Instant Global Communication
My first year of college I felt lost and didn’t know what I wanted to study. After reading Bill Gates’ “Business @ The Speed of Thought” I instantly knew I wanted to get involved in technological innovation. Gates predicted many innovative technologies in this early 2000’s novel including ride sharing, experience sharing, and the rise of social media.
It seems like most people in class are interested in social media due to the activity on other posts on this topic, so I’ll elaborate a bit more on one of Gates’ thoughts on the positive and negative aspects of social media. In today’s age of rapid mass-communication, both fans as well as critics can quickly and easily spread their opinions to a potentially unlimited number of people. This is a double-edged sword for brands. The existence of social networks has given rise to limitless marketing opportunities, yet also presents the risk of creating serious crisis situations. Consider the phenomenon of virality, where something spreads quickly and ubiquitously across social networks and the internet. Virality can be either positive or negative, and making companies or campaigns go viral in a positive sense can be groundbreaking for their growth and image. If something goes viral for negative reasons, however, a critical and tricky public relations crisis arises. It can be nearly impossible to stop a negative viral message from spreading across the internet, reaching millions of people, and tarnishing the creators reputation. Because of this, companies need to be cautious about the content they produce and the way they project it to the world.

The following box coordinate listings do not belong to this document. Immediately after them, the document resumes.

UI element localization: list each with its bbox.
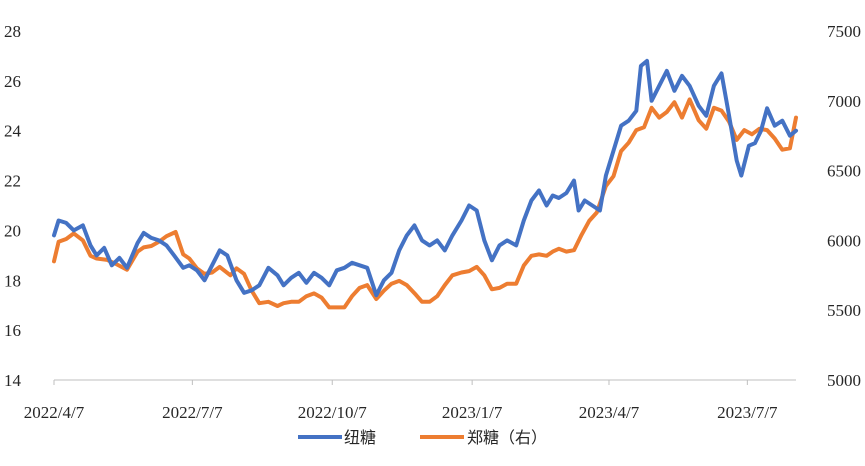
y-left-tick-label: 26 — [4, 72, 21, 91]
y-left-tick-label: 20 — [4, 221, 21, 240]
series-line-niutang — [52, 58, 798, 298]
y-left-tick-label: 18 — [4, 271, 21, 290]
x-tick-label: 2022/10/7 — [298, 403, 367, 422]
x-tick-label: 2023/4/7 — [579, 403, 640, 422]
legend-label: 郑糖（右） — [467, 428, 547, 447]
y-right-tick-label: 6500 — [827, 162, 861, 181]
y-left-tick-label: 14 — [4, 371, 22, 390]
y-left-tick-label: 16 — [4, 321, 21, 340]
series-line-zhengtang — [52, 97, 798, 310]
y-left-tick-label: 24 — [4, 122, 22, 141]
legend-label: 纽糖 — [344, 428, 376, 447]
y-right-tick-label: 5500 — [827, 301, 861, 320]
chart-legend: 纽糖 郑糖（右） — [298, 428, 547, 447]
y-right-tick-label: 5000 — [827, 371, 861, 390]
x-tick-label: 2022/7/7 — [162, 403, 223, 422]
x-tick-label: 2022/4/7 — [24, 403, 85, 422]
y-left-tick-label: 22 — [4, 172, 21, 191]
y-left-tick-label: 28 — [4, 22, 21, 41]
x-tick-label: 2023/1/7 — [442, 403, 503, 422]
chart-axes: 2022/4/7 2022/7/7 2022/10/7 2023/1/7 2023/4/… — [4, 22, 861, 422]
y-right-tick-label: 6000 — [827, 231, 861, 250]
y-right-tick-label: 7500 — [827, 22, 861, 41]
y-right-tick-label: 7000 — [827, 92, 861, 111]
x-tick-label: 2023/7/7 — [717, 403, 778, 422]
chart-lines — [52, 58, 798, 310]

In today’s context, consider the Pepsi advertisement with Kendall Jenner that ran in 2017. Many people found it to be tasteless and offensive, and this caused a viral outcry across the internet against Pepsi. On the other side of things, positive virality can make creators become a household name. Consider the case of the ALSA (Amyotrophic Lateral Sclerosis Association) “Ice Bucket Challenge” which Gates participated in himself. If you aren’t familiar with this, do a quick Google search and you will see just how widespread the ice-bucket challenge became. The campaign went completely viral and ended up raising $220 million for ALS organizations worldwide.
Is this instant access to the global populations thoughts and feelings a marvel of modern technology or a wild west network capable of granting power to those with malicious intentions?